Daria : Quels sont d'autres exemples de métiers que l'on pourrait faire dans l’Antiquité ? Par exemple, on pense automatiquement à l'enseignement et à la recherche mais je pense que c'est souvent l'argument qui fait souvent hésiter les jeunes.
Michela Costanzi : Oui, bien évidemment. Parce que, surtout, l'enseignement c'est peut-être plus simple que la recherche parce que la recherche c'est très compliqué, mais on peut faire l’enseignement et la recherche ensemble, donc par exemple, avoir une carrière à l'université.

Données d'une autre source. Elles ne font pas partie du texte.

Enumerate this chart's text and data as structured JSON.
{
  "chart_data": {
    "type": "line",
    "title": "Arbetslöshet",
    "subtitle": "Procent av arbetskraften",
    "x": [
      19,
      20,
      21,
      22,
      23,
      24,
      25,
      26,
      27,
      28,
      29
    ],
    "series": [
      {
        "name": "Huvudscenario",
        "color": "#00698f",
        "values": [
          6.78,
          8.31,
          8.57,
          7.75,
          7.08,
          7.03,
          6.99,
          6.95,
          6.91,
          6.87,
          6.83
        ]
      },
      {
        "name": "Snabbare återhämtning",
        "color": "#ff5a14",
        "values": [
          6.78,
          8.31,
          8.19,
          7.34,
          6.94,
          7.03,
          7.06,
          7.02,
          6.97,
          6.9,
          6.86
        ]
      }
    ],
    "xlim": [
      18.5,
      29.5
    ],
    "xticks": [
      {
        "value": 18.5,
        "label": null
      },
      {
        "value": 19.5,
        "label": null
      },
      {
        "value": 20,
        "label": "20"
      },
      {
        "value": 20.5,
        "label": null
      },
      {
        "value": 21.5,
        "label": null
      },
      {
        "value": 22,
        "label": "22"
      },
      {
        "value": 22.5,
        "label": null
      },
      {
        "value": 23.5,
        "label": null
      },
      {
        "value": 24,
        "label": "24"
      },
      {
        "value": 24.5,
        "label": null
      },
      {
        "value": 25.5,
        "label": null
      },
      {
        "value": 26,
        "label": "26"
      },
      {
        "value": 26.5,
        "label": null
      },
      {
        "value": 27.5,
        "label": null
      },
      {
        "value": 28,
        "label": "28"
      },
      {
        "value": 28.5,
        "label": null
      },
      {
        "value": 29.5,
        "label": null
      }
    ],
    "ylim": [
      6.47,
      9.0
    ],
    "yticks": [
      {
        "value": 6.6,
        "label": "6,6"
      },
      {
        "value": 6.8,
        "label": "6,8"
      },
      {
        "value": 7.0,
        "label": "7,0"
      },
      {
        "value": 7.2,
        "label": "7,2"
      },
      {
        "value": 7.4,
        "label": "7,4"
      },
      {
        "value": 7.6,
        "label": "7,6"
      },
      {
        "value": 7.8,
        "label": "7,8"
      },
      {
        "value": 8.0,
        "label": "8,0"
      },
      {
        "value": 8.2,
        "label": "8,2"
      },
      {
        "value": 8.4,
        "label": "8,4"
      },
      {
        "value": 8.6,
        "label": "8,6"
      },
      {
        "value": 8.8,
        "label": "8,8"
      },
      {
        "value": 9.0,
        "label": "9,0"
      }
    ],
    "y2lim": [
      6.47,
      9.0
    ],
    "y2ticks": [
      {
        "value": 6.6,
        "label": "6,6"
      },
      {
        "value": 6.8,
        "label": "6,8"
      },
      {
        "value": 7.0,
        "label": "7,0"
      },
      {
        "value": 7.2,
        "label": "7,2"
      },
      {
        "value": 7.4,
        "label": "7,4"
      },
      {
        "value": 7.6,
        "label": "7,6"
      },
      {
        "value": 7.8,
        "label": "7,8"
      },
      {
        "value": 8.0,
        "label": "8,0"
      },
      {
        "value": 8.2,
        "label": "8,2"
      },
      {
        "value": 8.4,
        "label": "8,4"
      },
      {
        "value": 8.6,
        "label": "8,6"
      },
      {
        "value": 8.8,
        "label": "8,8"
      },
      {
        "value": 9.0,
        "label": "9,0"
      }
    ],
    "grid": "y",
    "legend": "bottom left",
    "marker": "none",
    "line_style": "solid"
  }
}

Mais il y a aujourd'hui pleins de métiers dans la médiation par exemple, je pense un des métiers, un ensemble de métiers qui sont aujourd'hui très très demandés, heureusement, parce que mettre en valeur le patrimoine, tout ce qui concerne le patrimoine, par exemple, aujourd'hui il y a des demandes de formations différentes : les musées... Il y a pas mal de possibilités. Les collectivités territoriales ont souvent des spécialistes qui s'occupent de tout ce qui est patrimoine. Des possibilités, il y en a beaucoup, je pense, il faut se renseigner et savoir ce que l'on veut faire.
Daria : Merci beaucoup. Merci beaucoup d'avoir consacré tout ce temps à ces questions. C'était très intéressant et enrichissant.